Er zijn vele redenen waarom mensen kiezen voor de job van onderwijs. Het onderwijs doen bewegen, mee willen bouwen aan goed onderwijs en onderwijs dat goed is voor iedereen. Onderwijs is geen statisch gegeven. “Hetzelfde recept van dertig jaar geleden werkt niet meer optimaal, want de diversiteit in kind-, klas-, school- en omgevingskenmerken is gegroeid en/of veranderd. Dus zoeken ze naar andere aanpakken die beter aansluiten bij de leef- en leeromgeving van de kinderen. Dat vraagt tijd en ruimte om te professionaliseren, om je als leraar te verdiepen of te verbreden”.(p.247)

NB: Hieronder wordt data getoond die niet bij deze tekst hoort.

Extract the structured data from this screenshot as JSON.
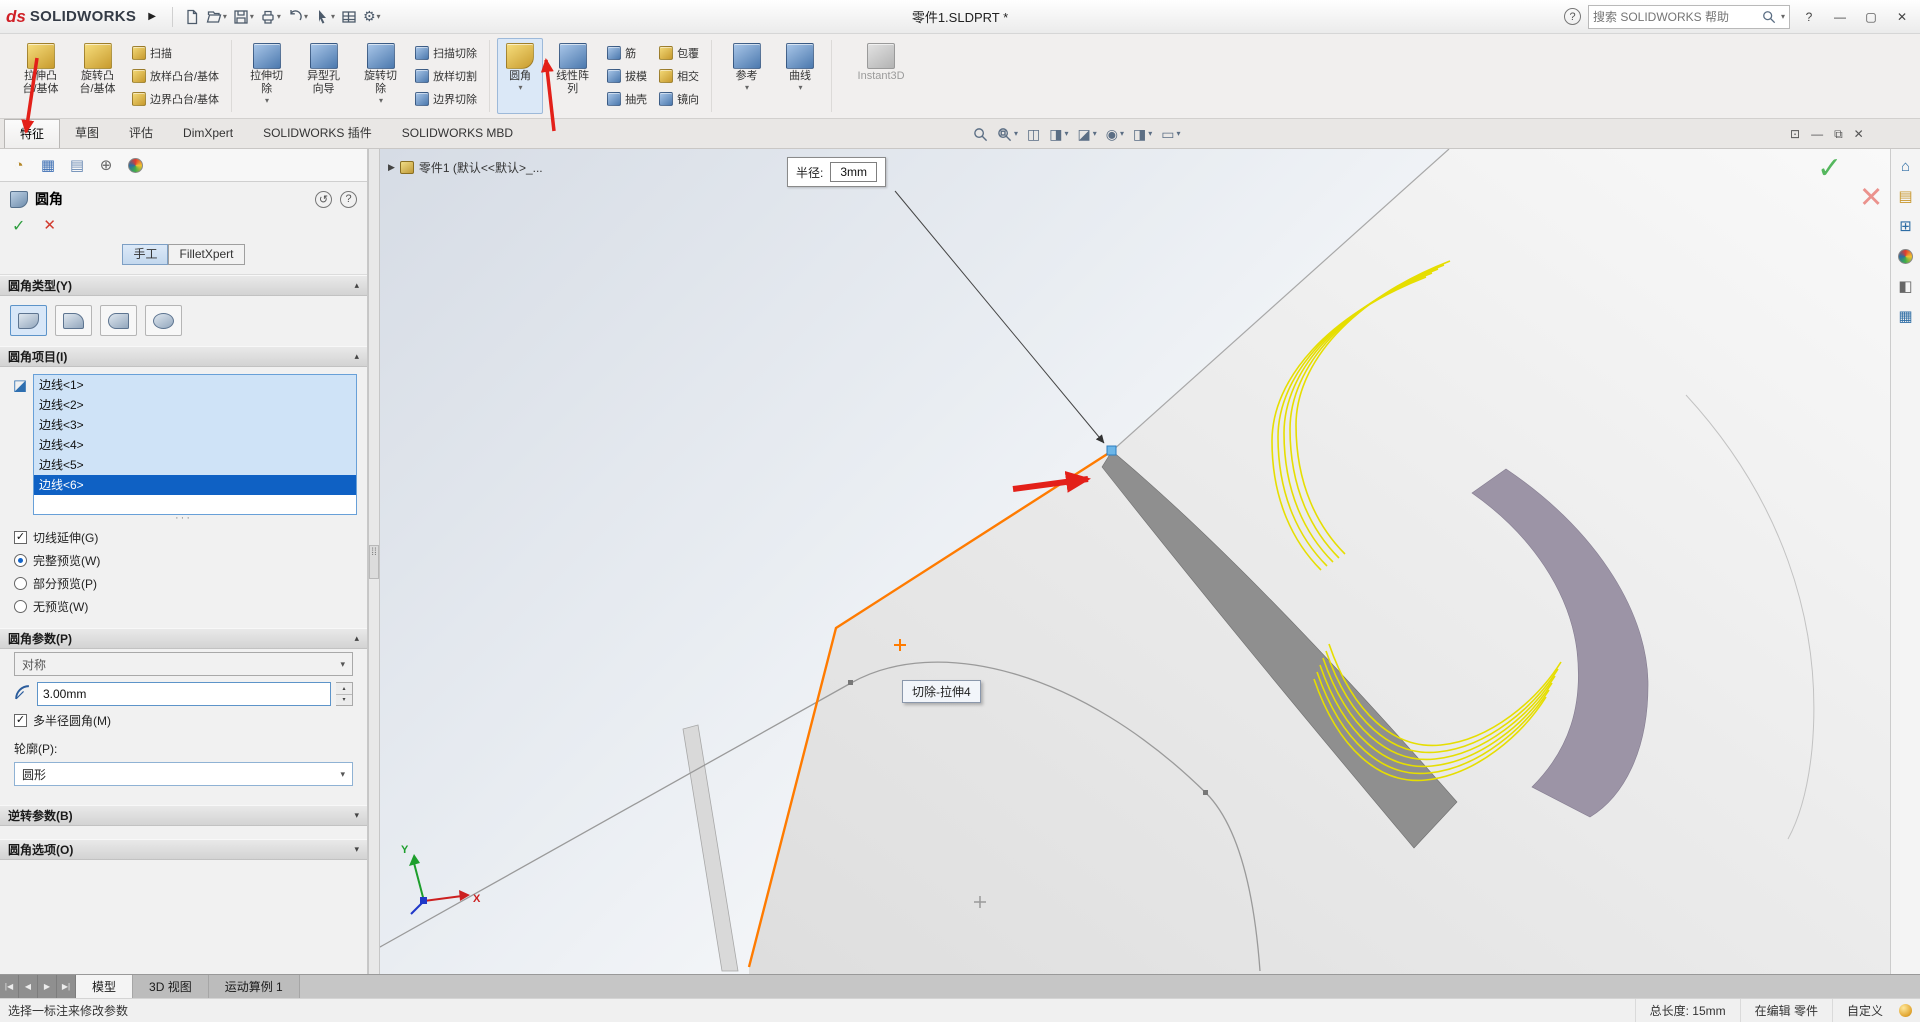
{
  "icons": {
    "check": "✓",
    "cross": "✕",
    "chev_down": "▾",
    "chev_up": "▴",
    "play": "▶",
    "question": "?",
    "undo": "↺",
    "gear": "⚙",
    "dots": "···",
    "grip": "⁞⁞"
  },
  "glyphs": {
    "tree1": "◔",
    "tree2": "▦",
    "tree3": "▤",
    "tree4": "⊕",
    "hud3": "◫",
    "hud4": "◨",
    "hud5": "◪",
    "hud6": "◉",
    "hud7": "▭",
    "win1": "⊡",
    "win2": "—",
    "win3": "⧉",
    "win4": "✕",
    "tp_home": "⌂",
    "tp_lib": "▤",
    "tp_explorer": "⊞",
    "tp_scene": "◧",
    "tp_props": "▦",
    "nav_first": "|◀",
    "nav_prev": "◀",
    "nav_next": "▶",
    "nav_last": "▶|",
    "edge_sel": "◪"
  },
  "titlebar": {
    "brand_ds": "ds",
    "brand": "SOLIDWORKS",
    "doc_title": "零件1.SLDPRT *",
    "search_placeholder": "搜索 SOLIDWORKS 帮助",
    "minimize": "—",
    "maximize": "▢",
    "close": "✕"
  },
  "ribbon": {
    "g1b1a": "拉伸凸",
    "g1b1b": "台/基体",
    "g1b2a": "旋转凸",
    "g1b2b": "台/基体",
    "g1s1": "扫描",
    "g1s2": "放样凸台/基体",
    "g1s3": "边界凸台/基体",
    "g2b1a": "拉伸切",
    "g2b1b": "除",
    "g2b2a": "异型孔",
    "g2b2b": "向导",
    "g2b3a": "旋转切",
    "g2b3b": "除",
    "g2s1": "扫描切除",
    "g2s2": "放样切割",
    "g2s3": "边界切除",
    "g3b1": "圆角",
    "g3b2a": "线性阵",
    "g3b2b": "列",
    "g3s1": "筋",
    "g3s2": "拔模",
    "g3s3": "抽壳",
    "g3s4": "包覆",
    "g3s5": "相交",
    "g3s6": "镜向",
    "g4b1": "参考",
    "g4b2": "曲线",
    "g5b1": "Instant3D"
  },
  "cmdtabs": {
    "t1": "特征",
    "t2": "草图",
    "t3": "评估",
    "t4": "DimXpert",
    "t5": "SOLIDWORKS 插件",
    "t6": "SOLIDWORKS MBD"
  },
  "pm": {
    "title": "圆角",
    "mode_manual": "手工",
    "mode_expert": "FilletXpert",
    "sec_type": "圆角类型(Y)",
    "sec_items": "圆角项目(I)",
    "sec_params": "圆角参数(P)",
    "sec_setback": "逆转参数(B)",
    "sec_options": "圆角选项(O)",
    "edges": [
      "边线<1>",
      "边线<2>",
      "边线<3>",
      "边线<4>",
      "边线<5>",
      "边线<6>"
    ],
    "tangent": "切线延伸(G)",
    "preview_full": "完整预览(W)",
    "preview_partial": "部分预览(P)",
    "preview_none": "无预览(W)",
    "symmetry": "对称",
    "radius": "3.00mm",
    "multi_radius": "多半径圆角(M)",
    "profile_label": "轮廓(P):",
    "profile": "圆形"
  },
  "viewport": {
    "breadcrumb": "零件1 (默认<<默认>_...",
    "dim_label": "半径:",
    "dim_value": "3mm",
    "tooltip": "切除-拉伸4",
    "axis_x": "X",
    "axis_y": "Y"
  },
  "bottom": {
    "t1": "模型",
    "t2": "3D 视图",
    "t3": "运动算例 1"
  },
  "status": {
    "hint": "选择一标注来修改参数",
    "length": "总长度: 15mm",
    "editing": "在编辑 零件",
    "custom": "自定义"
  },
  "colors": {
    "selection": "#1464c8",
    "edge_highlight": "#ff7b00",
    "preview_yellow": "#e6de00",
    "annotation_red": "#e32019"
  }
}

“Professionalisering als recht en plicht zou ingebouwd moeten zitten in een sterk Human Resources beleid in de scholen” (p.248). Je zou trots moeten kunnen zijn op je job, maar hoe kan dat als beleidsverantwoordelijken (en anderen) constant expliciet de kwaliteit van je geleverde werk in vraag stellen? Wanneer je je voortdurend moet verantwoorden via administratieve verplichtingen. Hoe kan je nog vertrouwen hebben in het management wanneer het huidige adagium luidt: vertrouwen is goed, maar controleren is beter? En, “door weinig vertrouwen aan leraren te schenken, is het vertrouwen van de leraar in het onderwijsbeleid stevig gedaald” (p. 248).

Leraren willen terug ‘plezier kunnen beleven’ aan hun eigenlijke onderwijsopdracht, aan het ‘lesgeven’ en niet belast worden met extra administratieve taken.

“Veel leraren beseffen dat ze niet alleen kennis en vaardigheden leren aan hun leerlingen. Als je lesgeeft geef je ook waarden door, zoals bijvoorbeeld respect hebben voor elkaar, rechtvaardigheid en verdraagzaamheid. Door de interactie in de klas leer je je leerlingen ook kritisch te kijken naar de dingen en op die manier bouw je als leraar mee aan een betere wereld en maatschappij.” (p. 271)

In een getuigenis: “Ik ben ervan overtuigd dat ik alleen via het vak van leraar de wereld tot een betere plaats kan maken en jonge mensen kan begeleiden om kritische wereldburgers te worden.”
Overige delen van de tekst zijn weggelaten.